Core Concepts
A high-performance list decoding algorithm that can effectively handle erroneous syndrome information in surface codes, significantly improving decoding performance compared to existing decoders.
Abstract
The paper proposes a high-performance list decoding algorithm, called BP-LCOSD, for decoding surface codes with erroneous syndrome measurements. The key contributions are:
Enhancing the BP-OSD-based list decoding algorithm by incorporating syndrome soft information, allowing the decoder to generate and correct error patterns from the syndromes.
Improving the performance of the BP algorithm through normalized message passing.
Introducing local constraints to the OSD (LCOSD) algorithm, replacing the conventional OSD to enhance decoding performance.

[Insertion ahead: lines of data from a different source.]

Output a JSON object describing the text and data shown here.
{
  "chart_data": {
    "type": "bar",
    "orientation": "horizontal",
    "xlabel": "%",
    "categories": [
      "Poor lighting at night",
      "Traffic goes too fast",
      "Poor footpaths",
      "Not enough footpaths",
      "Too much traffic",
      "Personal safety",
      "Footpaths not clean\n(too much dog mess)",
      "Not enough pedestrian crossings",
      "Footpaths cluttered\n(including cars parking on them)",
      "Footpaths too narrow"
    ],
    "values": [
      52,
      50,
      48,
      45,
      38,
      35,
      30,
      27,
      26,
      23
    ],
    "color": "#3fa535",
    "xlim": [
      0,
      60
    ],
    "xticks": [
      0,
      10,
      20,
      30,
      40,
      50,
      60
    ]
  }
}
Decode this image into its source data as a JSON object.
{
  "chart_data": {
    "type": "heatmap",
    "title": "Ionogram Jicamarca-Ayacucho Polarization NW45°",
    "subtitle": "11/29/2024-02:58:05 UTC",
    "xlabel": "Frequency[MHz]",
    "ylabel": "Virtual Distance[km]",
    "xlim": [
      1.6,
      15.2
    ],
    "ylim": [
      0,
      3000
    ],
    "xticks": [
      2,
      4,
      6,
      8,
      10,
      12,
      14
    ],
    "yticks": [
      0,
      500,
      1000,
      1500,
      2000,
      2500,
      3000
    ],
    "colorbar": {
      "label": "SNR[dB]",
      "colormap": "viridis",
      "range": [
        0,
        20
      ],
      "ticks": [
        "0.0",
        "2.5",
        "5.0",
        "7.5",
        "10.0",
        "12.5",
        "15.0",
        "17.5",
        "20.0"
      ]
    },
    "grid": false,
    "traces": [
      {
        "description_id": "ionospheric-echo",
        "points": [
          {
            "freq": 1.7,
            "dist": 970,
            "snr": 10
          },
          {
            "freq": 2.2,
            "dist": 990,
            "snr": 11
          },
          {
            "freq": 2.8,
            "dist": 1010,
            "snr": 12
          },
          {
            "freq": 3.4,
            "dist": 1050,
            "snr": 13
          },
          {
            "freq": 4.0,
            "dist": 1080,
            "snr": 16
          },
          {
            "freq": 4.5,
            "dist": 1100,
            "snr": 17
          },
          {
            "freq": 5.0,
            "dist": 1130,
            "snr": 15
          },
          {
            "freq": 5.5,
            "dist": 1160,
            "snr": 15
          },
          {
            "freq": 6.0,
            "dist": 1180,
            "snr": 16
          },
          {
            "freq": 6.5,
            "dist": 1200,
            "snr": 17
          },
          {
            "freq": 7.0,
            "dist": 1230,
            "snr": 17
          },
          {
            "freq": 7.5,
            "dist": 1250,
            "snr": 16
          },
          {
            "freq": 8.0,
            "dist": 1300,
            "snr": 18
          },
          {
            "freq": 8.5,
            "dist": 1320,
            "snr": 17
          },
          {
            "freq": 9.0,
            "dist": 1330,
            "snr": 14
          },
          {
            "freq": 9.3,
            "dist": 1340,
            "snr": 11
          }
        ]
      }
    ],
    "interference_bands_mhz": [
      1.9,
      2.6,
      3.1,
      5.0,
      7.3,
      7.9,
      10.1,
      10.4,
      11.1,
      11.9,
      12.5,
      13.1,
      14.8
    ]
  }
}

The proposed BP-LCOSD algorithm outperforms existing decoders, such as the minimum-weight perfect matching (MWPM) decoder and BP-based decoders, in terms of both syndrome error rate and logical error rate. Numerical results demonstrate that the BP-LCOSD algorithm can significantly improve the decoding performance of surface codes with erroneous syndromes.
The paper first provides an overview of surface codes, the MWPM decoder, the BP-OSD algorithm, and the channel model. It then introduces the proposed BP-LCOSD algorithm in detail, including the steps of enhancing the BP decoder with syndrome soft information, refining error LLRs with LCOSD, and extracting quantum/syndrome errors. Finally, the complexity analysis and numerical results are presented, showing the effectiveness of the proposed algorithm.
Stats
The quantum channel error rate p is varied from 10^-4 to 1.
The syndrome bit-flip rate q is fixed at 10^-5.